Finding the Form with Tricia Dower
By Tricia Dower
When I started writing fiction, I went to school on Alice Munro— eleven volumes of her stories sit on my shelves. Although I’ve written two novels, I love the shorter form’s power to encapsulate a character’s complexity in relatively few words as well as the freedom it allows me to isolate a voice and perspective. In Complicated, I use a close third person point of view to portray Ladonna’s gumption as she recovers from her husband’s suicide and her own troubled past. She hasn’t knuckled under to life, despite all she’s suffered and, for all her toughness, she has a decency that makes you want to root for her—at least that’s my intention.

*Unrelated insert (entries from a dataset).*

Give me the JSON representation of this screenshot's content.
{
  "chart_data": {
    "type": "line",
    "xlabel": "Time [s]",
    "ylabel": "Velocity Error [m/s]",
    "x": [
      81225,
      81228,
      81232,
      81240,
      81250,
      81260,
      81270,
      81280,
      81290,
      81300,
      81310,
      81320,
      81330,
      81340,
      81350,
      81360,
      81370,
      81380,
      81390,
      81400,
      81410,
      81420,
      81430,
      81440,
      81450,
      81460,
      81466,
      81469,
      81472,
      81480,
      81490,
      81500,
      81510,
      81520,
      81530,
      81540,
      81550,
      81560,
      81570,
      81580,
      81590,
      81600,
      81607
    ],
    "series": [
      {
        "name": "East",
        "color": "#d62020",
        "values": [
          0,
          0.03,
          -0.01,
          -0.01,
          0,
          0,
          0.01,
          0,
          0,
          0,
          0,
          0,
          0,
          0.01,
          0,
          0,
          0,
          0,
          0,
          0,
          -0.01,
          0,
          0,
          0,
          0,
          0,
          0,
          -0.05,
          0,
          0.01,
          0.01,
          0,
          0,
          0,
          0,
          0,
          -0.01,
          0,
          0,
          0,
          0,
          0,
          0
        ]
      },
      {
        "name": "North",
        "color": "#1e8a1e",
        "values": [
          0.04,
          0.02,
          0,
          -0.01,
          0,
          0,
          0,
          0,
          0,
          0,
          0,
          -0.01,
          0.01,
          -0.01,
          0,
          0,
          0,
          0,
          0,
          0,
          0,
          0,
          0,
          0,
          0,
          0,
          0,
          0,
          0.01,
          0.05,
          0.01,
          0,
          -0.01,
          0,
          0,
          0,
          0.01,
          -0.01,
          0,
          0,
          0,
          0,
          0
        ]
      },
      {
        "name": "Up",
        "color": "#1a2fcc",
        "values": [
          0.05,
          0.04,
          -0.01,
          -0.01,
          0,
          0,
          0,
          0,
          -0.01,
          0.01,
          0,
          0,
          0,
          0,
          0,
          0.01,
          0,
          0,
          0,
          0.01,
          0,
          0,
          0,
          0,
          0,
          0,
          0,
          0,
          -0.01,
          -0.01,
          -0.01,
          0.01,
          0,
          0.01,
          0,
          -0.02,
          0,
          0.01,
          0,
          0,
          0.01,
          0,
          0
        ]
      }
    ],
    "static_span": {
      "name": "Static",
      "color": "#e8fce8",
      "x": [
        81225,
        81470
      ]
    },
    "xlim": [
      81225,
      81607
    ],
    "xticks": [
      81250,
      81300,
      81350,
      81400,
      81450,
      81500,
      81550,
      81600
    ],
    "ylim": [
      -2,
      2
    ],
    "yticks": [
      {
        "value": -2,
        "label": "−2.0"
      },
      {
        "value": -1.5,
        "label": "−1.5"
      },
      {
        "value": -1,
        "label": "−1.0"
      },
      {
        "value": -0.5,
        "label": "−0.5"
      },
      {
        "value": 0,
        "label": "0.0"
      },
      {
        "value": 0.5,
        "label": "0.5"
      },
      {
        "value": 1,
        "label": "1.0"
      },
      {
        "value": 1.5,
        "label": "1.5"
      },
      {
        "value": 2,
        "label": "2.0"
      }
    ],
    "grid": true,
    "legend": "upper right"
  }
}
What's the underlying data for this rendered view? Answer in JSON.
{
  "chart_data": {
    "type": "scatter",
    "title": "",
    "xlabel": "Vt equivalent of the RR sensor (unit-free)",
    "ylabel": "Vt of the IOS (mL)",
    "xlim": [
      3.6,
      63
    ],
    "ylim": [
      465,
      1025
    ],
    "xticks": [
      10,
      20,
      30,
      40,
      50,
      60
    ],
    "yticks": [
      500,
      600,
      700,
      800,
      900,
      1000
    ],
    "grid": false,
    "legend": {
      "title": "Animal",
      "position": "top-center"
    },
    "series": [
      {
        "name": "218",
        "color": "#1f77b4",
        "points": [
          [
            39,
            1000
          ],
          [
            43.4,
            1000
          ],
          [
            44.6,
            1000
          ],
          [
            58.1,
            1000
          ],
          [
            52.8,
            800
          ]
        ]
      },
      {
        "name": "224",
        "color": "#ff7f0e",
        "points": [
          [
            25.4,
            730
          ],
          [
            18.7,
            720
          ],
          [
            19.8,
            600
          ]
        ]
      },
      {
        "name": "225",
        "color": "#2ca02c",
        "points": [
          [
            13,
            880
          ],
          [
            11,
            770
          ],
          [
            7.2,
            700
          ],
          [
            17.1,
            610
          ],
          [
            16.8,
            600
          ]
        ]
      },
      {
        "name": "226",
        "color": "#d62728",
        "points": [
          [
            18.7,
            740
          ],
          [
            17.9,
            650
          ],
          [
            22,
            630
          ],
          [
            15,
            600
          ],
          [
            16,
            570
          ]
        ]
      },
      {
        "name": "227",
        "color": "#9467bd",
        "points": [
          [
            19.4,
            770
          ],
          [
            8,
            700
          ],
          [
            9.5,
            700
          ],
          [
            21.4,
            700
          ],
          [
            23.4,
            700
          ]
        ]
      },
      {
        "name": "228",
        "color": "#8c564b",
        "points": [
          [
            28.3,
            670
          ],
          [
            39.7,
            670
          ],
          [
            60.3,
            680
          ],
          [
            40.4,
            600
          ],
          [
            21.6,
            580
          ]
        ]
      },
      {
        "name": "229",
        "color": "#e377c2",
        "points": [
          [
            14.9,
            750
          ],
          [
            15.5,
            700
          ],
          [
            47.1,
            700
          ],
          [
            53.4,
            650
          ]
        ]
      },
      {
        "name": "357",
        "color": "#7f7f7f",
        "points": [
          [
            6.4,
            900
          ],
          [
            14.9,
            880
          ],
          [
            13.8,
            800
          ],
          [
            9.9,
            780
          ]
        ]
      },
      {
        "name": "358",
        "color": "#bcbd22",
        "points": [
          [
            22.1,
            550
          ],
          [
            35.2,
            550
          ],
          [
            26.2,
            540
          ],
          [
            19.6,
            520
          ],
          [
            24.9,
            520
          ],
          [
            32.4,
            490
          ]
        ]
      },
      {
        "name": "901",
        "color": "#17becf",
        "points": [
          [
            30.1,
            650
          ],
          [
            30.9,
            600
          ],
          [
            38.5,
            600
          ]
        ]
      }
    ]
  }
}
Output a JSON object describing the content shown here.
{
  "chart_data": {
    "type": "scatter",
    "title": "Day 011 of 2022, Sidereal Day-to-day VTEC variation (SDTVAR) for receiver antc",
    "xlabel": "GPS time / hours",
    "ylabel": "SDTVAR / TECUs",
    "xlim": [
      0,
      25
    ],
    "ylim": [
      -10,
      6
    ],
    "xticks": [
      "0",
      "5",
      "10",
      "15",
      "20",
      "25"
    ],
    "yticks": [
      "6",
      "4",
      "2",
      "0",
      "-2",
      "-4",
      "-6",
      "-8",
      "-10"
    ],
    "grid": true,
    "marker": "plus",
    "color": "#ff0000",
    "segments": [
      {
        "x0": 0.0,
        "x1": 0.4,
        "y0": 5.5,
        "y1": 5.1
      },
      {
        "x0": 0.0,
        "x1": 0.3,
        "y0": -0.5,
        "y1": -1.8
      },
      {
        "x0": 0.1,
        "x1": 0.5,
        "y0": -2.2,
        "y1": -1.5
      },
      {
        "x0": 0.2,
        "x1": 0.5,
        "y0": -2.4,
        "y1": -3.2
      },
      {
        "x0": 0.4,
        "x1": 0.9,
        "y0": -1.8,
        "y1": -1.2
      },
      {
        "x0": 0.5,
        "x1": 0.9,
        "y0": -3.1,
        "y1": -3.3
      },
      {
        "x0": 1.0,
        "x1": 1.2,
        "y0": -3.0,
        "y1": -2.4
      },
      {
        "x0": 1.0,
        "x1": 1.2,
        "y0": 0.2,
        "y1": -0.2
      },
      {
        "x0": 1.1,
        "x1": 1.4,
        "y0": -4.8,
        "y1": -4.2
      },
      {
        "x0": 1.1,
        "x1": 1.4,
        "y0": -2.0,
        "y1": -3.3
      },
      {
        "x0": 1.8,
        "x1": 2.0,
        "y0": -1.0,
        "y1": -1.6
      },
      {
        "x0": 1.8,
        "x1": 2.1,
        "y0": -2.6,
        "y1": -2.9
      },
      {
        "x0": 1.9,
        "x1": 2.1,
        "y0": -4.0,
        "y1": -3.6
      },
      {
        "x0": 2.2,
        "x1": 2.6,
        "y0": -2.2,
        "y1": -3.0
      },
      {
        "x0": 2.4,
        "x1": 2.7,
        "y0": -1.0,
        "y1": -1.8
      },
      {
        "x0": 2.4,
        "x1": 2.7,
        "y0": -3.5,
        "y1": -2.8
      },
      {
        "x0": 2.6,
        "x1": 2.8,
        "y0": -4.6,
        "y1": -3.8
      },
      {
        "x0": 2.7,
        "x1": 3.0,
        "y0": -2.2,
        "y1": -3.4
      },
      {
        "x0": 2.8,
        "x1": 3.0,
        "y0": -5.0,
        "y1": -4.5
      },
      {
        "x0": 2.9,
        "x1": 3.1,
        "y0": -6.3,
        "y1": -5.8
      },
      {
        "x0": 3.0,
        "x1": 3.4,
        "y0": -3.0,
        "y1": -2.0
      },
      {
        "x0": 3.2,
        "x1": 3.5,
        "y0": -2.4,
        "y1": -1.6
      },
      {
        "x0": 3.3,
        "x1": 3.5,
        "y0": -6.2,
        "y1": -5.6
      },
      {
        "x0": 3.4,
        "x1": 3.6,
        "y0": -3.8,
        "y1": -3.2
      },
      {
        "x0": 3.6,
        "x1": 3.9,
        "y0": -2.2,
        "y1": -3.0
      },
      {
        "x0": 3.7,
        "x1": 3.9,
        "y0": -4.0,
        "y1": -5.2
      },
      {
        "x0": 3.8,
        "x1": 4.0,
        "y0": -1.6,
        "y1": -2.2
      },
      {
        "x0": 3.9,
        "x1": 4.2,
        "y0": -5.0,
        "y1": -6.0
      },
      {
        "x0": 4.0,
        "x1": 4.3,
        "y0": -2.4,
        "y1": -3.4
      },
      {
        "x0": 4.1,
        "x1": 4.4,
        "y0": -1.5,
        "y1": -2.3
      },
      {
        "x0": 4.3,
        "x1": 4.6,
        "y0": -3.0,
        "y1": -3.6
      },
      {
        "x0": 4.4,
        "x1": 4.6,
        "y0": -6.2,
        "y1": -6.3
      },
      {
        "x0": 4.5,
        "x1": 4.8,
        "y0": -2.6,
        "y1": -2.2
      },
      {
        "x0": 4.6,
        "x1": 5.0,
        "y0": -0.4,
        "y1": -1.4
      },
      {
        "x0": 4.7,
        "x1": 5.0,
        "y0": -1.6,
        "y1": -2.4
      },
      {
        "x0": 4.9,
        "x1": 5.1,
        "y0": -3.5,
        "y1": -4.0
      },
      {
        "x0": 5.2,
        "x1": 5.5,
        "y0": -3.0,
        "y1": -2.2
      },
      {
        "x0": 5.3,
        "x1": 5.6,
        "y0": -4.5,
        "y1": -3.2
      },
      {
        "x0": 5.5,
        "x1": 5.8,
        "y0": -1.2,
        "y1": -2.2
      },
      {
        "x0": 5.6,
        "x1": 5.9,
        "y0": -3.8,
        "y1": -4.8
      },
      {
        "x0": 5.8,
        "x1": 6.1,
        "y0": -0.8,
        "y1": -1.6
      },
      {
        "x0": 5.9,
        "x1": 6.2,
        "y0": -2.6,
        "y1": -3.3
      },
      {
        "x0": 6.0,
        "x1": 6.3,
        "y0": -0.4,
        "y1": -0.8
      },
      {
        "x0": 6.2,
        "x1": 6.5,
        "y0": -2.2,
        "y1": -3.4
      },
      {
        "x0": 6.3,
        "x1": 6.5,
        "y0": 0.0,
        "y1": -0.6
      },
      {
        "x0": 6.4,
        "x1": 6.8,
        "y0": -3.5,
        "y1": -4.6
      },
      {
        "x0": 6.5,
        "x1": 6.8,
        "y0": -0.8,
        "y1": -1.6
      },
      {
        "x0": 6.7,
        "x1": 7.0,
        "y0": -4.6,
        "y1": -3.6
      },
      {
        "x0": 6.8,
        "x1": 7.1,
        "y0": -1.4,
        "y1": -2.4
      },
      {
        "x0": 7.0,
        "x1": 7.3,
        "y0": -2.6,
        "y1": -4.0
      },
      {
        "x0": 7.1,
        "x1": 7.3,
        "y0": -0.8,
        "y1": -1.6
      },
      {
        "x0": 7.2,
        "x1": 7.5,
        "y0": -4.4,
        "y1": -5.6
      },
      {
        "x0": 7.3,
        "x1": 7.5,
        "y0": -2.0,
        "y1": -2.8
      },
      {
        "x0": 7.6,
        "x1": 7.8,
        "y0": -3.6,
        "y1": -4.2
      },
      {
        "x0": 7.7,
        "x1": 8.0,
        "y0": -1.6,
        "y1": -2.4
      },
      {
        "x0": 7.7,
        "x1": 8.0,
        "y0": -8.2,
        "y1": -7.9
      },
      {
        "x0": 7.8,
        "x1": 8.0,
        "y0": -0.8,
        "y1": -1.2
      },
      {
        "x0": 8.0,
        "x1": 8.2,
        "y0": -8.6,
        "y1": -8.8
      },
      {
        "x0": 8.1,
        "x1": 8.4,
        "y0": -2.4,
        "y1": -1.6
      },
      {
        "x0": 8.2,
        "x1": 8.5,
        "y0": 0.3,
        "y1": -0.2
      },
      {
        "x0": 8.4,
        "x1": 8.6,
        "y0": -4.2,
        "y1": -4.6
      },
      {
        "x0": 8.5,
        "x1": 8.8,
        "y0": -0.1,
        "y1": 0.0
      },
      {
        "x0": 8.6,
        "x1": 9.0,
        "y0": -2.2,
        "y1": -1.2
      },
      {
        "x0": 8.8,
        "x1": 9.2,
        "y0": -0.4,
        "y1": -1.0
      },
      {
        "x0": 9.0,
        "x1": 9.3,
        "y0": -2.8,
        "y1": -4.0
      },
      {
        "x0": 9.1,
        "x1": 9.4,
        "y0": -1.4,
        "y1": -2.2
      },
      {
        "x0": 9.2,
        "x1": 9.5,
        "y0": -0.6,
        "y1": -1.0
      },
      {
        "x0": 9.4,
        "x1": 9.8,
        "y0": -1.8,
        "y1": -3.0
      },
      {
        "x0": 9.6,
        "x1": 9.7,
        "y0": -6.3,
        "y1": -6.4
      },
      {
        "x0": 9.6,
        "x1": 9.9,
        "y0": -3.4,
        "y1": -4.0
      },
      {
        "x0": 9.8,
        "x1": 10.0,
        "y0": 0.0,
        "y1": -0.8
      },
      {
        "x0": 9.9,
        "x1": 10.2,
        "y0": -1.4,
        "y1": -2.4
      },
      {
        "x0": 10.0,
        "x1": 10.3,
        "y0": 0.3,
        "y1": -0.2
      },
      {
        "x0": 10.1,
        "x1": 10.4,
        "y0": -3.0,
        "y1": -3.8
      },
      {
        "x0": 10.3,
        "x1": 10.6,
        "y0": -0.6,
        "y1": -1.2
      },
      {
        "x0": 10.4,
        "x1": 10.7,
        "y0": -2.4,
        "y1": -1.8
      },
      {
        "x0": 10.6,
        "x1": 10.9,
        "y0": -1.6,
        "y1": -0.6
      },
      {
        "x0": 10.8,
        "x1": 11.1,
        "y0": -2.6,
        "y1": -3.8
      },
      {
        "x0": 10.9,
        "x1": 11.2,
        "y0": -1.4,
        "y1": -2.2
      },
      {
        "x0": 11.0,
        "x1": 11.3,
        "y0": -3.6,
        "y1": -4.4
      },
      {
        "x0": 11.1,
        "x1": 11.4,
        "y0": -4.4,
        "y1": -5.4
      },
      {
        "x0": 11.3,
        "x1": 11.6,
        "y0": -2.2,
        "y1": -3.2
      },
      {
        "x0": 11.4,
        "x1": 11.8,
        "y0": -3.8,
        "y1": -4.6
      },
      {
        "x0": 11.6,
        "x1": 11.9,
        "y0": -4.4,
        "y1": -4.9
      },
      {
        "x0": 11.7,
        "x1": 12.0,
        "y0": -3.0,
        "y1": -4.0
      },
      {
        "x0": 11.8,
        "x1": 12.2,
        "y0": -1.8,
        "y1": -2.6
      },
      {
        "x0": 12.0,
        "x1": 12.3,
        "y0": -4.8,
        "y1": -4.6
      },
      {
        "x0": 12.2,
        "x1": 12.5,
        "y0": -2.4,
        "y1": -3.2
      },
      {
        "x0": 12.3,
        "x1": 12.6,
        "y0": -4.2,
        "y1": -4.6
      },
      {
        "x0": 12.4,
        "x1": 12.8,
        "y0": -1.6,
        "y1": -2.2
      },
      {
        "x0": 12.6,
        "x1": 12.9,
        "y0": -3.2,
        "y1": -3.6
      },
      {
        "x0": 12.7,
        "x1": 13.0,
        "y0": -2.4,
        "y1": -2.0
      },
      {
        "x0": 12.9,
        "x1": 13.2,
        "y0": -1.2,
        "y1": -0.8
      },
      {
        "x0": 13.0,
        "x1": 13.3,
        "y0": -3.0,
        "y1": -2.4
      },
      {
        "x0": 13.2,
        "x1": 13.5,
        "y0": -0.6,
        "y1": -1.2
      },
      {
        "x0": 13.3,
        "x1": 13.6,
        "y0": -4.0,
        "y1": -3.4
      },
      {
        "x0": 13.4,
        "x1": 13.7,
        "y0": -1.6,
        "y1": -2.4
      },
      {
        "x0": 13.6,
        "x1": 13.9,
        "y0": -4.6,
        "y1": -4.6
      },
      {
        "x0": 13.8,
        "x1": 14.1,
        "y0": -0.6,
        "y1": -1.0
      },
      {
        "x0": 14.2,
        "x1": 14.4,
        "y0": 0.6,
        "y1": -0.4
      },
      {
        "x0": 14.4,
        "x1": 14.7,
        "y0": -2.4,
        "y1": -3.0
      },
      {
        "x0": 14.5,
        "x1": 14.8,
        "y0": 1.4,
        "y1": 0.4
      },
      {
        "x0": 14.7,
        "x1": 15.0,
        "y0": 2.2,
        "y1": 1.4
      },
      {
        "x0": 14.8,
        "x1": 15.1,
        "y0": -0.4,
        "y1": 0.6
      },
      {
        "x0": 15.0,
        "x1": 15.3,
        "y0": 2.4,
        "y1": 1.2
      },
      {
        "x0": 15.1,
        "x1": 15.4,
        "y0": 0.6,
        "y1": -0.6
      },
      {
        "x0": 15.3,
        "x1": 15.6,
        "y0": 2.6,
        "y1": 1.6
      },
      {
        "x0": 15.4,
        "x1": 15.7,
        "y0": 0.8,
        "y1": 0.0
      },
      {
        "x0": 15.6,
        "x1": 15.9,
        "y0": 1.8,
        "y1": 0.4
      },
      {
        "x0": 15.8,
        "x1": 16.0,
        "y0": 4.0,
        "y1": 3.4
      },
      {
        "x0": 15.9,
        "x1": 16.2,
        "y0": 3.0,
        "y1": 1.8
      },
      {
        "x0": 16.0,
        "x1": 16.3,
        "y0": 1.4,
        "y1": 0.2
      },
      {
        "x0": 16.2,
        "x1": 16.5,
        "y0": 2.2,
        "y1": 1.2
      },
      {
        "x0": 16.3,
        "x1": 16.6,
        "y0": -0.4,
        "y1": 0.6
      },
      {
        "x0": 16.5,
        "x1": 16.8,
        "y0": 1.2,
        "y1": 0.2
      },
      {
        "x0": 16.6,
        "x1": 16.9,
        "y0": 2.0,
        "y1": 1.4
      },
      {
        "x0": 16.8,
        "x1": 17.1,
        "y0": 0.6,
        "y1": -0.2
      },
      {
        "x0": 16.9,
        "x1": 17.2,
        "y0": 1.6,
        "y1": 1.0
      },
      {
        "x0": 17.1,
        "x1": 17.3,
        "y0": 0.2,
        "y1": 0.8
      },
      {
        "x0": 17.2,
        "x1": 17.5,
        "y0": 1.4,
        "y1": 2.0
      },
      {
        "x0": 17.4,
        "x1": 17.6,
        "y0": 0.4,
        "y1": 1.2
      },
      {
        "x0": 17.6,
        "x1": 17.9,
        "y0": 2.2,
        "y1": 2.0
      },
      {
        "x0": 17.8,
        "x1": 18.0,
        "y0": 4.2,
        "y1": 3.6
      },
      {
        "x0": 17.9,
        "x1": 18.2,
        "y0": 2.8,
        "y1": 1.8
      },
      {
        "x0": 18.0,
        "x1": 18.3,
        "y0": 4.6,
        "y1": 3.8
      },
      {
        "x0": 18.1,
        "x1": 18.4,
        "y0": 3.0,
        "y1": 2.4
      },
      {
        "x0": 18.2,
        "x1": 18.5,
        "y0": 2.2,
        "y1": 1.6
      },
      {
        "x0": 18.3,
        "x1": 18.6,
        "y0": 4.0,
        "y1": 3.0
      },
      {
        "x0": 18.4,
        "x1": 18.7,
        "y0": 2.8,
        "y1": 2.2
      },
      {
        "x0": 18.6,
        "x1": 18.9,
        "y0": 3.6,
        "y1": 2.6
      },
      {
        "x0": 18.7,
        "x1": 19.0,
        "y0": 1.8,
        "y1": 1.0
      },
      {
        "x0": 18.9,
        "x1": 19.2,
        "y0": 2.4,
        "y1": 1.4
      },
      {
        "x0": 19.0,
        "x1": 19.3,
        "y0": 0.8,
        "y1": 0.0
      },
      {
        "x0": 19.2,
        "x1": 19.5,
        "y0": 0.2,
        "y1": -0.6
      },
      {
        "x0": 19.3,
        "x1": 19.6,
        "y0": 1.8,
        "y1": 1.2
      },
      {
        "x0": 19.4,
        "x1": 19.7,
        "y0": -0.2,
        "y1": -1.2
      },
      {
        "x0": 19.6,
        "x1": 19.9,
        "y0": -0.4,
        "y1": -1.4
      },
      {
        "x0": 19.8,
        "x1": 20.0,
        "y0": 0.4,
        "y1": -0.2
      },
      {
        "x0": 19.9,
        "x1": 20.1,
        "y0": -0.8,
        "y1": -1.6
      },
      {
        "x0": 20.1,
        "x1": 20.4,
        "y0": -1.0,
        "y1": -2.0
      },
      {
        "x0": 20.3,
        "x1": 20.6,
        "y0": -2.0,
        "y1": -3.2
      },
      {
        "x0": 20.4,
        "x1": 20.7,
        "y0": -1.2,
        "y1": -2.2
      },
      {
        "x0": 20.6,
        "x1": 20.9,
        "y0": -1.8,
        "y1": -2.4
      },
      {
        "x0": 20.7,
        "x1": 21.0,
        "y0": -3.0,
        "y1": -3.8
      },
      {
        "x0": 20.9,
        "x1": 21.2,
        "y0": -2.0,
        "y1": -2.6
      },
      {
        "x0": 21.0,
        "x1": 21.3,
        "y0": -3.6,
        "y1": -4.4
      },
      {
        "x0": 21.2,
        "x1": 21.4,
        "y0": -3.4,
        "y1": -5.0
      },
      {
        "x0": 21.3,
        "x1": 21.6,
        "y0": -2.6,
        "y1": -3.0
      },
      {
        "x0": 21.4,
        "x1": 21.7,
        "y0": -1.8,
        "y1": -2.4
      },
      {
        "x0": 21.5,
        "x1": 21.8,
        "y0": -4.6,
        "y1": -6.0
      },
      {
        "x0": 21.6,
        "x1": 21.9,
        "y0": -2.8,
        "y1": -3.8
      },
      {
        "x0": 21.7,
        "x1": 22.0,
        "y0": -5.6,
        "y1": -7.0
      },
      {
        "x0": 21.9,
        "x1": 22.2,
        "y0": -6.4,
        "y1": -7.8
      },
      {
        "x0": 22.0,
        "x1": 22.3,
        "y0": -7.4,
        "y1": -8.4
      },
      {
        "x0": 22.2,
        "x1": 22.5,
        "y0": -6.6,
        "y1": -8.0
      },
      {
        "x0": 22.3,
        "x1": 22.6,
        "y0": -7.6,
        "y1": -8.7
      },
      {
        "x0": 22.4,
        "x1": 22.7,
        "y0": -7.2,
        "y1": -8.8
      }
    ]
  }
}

Ladonna first showed up in my collection, Silent Girl, then went on to play a major role in my novel, Stony River. She’s not the only one who makes encore appearances in my work. I find it hard to abandon characters I’ve spent months or even years creating. I have explored Ladonna from the ages of thirteen to forty, so far, in a running narrative that takes the form of random notes stuffed in a manilla folder and entire scenes in electronic files. Some of the material may find its way to publication, like Complicated has. Some of it may not. What matters more to me is getting Ladonna right. Although she is only eighteen in Complicated, I’ve tried to portray her with the self-respect I imagine her continuing to gain as she matures. I do hope that comes across.
Tricia Dower is the author of the collection Silent Girl (Inanna 2008), the novel Stony River (Penguin Canada 2012) and the novel Becoming Lin (Caitlin 2016). Her short stories have won awards and appeared in magazines in Canada and the United States. She lives and writes in Sidney, BC.